I want to run a logistic regression with a binary outcome (correct vs incorrect) and three predictors: condition (2 levels: A and B), and time (2 levels: before and after), and their interaction. I've run into a problem, however, in that the model gives meaningless parameter estimates with huge SEs. I'm pretty sure the reason is that for one level of the condition predictor the outcome is always correct. Alternatively, it could be that there is some missing data (see below) but my understanding is that this shouldn't be a problem for logistic regression.
The counts are:
- Cond A T1: 28 of 28 correct
- Cond B T1: 23 of 26 correct
- Cond A T2: 30 of 30 correct
- Cond B T2: 24 of 30 correct
Is there a way I can run this analysis? The reason being that if I just use chi-square to compare the counts then it looks as though at T2 there is a significant difference between Cond A and Cond B, but this doesn't account for the fact that Cond B was already doing worse at T1. I'd also like to test for a main effect of condition.
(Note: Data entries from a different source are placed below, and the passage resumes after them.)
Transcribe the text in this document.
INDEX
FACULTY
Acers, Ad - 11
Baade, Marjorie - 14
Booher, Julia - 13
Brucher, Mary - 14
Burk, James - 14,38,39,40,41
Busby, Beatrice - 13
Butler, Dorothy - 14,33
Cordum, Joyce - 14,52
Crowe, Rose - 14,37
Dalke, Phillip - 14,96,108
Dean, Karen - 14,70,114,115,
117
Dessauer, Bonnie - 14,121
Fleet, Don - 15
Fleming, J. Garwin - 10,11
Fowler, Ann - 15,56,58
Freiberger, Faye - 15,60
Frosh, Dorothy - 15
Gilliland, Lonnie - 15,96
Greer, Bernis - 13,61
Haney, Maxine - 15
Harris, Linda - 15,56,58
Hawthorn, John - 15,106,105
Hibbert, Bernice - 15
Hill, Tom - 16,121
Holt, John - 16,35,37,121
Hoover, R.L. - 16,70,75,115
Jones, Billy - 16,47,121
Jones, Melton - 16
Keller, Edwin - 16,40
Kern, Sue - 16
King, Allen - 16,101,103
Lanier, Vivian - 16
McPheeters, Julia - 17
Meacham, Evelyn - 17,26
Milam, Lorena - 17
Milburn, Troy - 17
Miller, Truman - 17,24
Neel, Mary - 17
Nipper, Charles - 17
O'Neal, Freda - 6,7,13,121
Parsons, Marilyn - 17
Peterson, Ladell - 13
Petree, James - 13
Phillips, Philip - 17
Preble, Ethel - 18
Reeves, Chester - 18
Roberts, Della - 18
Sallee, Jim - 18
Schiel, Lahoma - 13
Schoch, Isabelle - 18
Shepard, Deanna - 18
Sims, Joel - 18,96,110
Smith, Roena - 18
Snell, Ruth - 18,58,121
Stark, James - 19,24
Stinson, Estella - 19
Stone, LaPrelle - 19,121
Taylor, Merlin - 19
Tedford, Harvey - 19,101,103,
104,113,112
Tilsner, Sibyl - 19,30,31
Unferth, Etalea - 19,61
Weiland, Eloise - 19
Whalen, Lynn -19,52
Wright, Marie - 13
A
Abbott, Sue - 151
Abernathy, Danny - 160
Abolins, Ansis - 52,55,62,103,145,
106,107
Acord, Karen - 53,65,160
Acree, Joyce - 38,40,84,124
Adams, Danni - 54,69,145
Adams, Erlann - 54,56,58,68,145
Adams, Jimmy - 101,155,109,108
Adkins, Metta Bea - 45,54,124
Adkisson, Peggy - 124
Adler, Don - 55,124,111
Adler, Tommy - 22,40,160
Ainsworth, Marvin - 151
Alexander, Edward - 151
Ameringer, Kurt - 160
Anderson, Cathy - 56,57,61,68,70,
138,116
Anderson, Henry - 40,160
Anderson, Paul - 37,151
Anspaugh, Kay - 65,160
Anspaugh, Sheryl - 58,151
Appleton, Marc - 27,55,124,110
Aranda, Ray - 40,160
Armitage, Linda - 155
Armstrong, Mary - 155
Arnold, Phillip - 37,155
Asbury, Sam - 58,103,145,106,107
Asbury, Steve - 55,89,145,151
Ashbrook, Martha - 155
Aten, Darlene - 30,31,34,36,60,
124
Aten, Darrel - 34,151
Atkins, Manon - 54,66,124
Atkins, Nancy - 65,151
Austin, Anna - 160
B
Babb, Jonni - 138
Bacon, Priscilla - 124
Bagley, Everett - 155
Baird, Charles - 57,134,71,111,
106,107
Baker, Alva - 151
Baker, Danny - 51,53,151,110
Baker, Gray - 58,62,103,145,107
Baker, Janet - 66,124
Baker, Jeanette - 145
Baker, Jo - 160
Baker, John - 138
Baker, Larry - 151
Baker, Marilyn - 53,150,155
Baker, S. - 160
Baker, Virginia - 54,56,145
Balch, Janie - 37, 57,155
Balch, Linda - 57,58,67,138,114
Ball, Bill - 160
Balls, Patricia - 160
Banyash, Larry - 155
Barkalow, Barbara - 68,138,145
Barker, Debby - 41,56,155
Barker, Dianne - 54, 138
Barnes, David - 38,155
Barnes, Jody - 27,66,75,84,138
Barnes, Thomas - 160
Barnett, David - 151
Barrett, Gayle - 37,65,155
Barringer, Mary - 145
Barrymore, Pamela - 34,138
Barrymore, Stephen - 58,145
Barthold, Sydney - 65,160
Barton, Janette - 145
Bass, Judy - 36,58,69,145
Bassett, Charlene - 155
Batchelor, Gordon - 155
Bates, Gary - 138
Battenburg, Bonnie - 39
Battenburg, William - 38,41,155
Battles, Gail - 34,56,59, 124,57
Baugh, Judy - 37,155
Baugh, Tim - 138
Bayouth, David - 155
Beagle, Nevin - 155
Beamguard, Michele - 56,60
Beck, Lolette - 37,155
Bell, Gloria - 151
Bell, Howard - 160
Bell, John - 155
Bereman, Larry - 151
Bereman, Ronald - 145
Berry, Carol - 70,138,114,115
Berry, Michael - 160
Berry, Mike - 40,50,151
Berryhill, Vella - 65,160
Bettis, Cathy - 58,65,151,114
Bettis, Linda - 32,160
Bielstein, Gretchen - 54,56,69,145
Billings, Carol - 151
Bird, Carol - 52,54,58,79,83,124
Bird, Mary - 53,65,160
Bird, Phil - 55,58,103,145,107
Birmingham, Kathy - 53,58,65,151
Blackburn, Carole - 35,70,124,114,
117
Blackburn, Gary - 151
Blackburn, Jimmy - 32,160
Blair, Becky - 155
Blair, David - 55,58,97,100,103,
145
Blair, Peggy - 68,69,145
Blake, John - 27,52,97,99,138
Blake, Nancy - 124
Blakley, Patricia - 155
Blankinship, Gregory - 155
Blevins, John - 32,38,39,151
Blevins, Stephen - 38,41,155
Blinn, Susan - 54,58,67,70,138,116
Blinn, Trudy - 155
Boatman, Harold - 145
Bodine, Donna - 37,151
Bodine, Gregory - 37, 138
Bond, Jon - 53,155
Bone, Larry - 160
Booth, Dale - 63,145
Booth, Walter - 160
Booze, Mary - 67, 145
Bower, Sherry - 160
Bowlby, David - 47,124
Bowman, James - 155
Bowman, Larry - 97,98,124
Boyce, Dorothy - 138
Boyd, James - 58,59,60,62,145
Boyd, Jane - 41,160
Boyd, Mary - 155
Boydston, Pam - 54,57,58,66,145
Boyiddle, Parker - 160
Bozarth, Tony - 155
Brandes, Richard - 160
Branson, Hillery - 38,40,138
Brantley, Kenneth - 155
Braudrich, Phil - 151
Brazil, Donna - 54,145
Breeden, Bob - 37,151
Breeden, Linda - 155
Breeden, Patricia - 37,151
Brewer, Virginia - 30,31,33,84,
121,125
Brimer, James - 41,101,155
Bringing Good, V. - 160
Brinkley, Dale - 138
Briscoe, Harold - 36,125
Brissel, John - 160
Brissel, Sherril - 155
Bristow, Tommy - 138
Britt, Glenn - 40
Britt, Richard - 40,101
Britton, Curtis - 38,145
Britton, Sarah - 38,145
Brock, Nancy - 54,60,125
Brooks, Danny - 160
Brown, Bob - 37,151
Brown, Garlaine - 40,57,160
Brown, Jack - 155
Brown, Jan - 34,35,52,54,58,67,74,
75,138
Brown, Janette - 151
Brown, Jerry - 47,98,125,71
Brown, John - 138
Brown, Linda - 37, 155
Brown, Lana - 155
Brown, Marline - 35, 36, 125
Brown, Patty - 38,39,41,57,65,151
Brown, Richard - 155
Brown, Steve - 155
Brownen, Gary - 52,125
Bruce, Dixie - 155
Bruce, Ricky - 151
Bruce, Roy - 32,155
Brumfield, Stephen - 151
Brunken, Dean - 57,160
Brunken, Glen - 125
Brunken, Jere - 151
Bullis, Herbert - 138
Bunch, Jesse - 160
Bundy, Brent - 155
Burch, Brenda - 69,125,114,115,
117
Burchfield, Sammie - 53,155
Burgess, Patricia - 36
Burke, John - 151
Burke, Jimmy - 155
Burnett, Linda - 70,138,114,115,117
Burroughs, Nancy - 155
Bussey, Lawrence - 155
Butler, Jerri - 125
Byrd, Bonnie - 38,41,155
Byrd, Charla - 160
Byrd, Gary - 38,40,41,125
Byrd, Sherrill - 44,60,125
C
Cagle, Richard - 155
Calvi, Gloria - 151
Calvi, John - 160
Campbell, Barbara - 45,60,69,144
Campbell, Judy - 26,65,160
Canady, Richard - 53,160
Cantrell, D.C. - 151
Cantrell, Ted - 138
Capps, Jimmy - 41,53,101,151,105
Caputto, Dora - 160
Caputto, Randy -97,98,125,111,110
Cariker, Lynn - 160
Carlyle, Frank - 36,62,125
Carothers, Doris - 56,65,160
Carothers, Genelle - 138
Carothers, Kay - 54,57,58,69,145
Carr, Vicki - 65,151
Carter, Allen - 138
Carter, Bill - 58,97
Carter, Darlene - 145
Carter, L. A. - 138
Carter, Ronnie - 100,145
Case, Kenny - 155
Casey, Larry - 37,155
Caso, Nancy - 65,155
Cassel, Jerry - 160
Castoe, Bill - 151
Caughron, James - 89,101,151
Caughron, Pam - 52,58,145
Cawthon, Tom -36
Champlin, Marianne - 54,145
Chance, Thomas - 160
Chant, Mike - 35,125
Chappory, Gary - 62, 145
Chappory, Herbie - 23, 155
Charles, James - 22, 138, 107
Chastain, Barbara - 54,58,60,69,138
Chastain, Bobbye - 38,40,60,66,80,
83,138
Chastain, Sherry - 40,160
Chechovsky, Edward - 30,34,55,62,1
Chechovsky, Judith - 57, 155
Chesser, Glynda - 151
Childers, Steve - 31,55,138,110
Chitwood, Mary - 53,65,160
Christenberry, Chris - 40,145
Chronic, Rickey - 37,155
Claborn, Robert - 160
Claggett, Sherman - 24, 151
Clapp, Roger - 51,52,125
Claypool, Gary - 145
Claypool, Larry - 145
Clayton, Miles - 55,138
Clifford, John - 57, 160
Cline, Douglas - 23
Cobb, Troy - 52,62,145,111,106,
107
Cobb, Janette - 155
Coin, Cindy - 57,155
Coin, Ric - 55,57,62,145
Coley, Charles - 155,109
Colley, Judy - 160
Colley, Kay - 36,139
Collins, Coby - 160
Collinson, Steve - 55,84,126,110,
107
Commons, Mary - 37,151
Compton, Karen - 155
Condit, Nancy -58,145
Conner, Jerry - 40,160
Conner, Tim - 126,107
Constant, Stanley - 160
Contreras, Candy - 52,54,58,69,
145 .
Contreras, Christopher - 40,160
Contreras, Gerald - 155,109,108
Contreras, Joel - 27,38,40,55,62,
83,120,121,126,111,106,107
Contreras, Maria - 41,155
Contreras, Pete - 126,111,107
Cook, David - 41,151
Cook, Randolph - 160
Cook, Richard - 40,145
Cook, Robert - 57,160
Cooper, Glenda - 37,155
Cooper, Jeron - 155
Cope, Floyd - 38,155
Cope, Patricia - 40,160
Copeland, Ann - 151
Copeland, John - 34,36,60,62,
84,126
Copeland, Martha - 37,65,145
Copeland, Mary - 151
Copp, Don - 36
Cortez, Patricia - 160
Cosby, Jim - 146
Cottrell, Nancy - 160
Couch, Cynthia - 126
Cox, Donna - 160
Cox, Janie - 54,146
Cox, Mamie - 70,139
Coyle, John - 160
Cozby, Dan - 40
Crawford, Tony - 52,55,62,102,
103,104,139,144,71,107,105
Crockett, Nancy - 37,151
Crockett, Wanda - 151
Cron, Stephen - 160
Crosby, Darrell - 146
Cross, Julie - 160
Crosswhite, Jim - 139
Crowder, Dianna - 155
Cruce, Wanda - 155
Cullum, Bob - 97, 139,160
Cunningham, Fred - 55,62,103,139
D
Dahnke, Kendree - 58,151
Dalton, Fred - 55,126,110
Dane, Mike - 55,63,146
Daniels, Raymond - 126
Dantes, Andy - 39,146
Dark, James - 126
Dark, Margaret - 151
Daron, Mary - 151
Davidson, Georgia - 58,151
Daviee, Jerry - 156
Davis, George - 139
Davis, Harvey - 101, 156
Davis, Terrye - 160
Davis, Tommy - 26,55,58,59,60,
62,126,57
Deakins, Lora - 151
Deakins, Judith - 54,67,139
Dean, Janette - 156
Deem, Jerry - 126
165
EDIT: I realize I didn't model the within-subj variance, which I can do with this code by adding it as a random effect in a mixed model:
glmer(df$outcome ~ df$condition*df$time + (1|d$ID), family=binomial(logit))
However I get an error message that the "model is nearly unidentifiable: large eignenvalue ratio". Additionally, the estimates are identical whether I use this model or the one where I didn't model within-subject error as a random effect, which made me wonder if I was doing something wrong. There was, however, some variance associated with this term so maybe it's fine (aside from the error message)?